Sudan’s public prosecutor announced Monday the discovery of a mass grave containing conscripts allegedly killed after trying to flee a military camp in 1998 under ousted president Omar al-Bashir’s regime.
The grim discovery came as part of investigations into misdeeds committed under al-Bashir, who ruled the country with an iron fist before the army deposed him amid huge street protests in April 2019.
An investigating committee “found the mass grave in the past four days after hearing witness accounts,” about killings at Ailafoon military camp, public prosecutor Tagelsir al-Hebr told reporters in Khartoum.
Some of those suspected of involvement in the incident have fled the country, said Hebr, who did not disclose how many bodies were found.

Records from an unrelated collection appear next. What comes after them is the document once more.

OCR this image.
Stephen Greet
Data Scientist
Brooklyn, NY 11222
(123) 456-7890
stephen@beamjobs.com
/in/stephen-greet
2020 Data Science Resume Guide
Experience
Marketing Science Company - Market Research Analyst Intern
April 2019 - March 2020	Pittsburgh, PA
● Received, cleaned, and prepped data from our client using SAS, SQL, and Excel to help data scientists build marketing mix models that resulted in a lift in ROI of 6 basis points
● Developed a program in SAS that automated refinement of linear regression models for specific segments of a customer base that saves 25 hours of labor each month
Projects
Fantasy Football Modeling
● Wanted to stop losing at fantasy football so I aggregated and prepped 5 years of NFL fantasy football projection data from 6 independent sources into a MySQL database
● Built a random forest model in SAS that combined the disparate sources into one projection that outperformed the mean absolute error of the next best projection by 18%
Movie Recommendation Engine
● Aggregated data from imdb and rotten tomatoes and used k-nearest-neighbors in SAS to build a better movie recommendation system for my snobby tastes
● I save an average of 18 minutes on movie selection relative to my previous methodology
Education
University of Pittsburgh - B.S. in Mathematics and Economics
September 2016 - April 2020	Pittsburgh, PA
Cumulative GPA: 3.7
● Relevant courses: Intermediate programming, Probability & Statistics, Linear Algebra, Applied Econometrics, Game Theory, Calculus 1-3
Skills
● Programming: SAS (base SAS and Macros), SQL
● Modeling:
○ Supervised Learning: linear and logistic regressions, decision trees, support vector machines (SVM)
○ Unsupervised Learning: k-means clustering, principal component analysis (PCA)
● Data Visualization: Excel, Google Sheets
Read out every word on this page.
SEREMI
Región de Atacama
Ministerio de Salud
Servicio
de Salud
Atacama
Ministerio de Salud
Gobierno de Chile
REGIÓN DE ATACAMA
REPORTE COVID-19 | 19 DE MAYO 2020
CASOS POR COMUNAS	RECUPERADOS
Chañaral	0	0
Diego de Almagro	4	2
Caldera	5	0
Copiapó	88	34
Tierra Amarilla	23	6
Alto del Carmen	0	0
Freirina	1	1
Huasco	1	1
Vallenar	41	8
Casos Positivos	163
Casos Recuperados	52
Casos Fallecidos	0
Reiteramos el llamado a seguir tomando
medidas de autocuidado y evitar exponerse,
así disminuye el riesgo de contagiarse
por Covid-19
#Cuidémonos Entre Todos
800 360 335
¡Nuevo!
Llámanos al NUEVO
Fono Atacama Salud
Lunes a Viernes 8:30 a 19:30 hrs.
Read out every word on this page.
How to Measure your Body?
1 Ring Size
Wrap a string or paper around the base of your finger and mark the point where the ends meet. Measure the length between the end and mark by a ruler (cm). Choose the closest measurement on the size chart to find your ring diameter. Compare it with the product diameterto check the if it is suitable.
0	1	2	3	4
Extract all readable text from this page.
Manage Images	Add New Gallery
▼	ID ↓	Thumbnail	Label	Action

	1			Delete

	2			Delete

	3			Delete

“The grave was exhumed and now the committee will continue to work with forensic authorities and examine the evidence,” said Wael Ali Saeed, a member of the investigation committee.
Ailafoon military camp, located southeast of the capital Khartoum, was used for training new conscripts under Bashir’s rule.
In 1998, a group of conscripts died as they attempted to escape the base for the Muslim Eid al-Adha holidays.
The Sudanese government said at the time that around 55 young conscripts who fled the base drowned when their overloaded boat capsized in the Blue Nile.
Opposition groups accused the regime of deliberately killing the conscripts and reported a death toll of more than 100.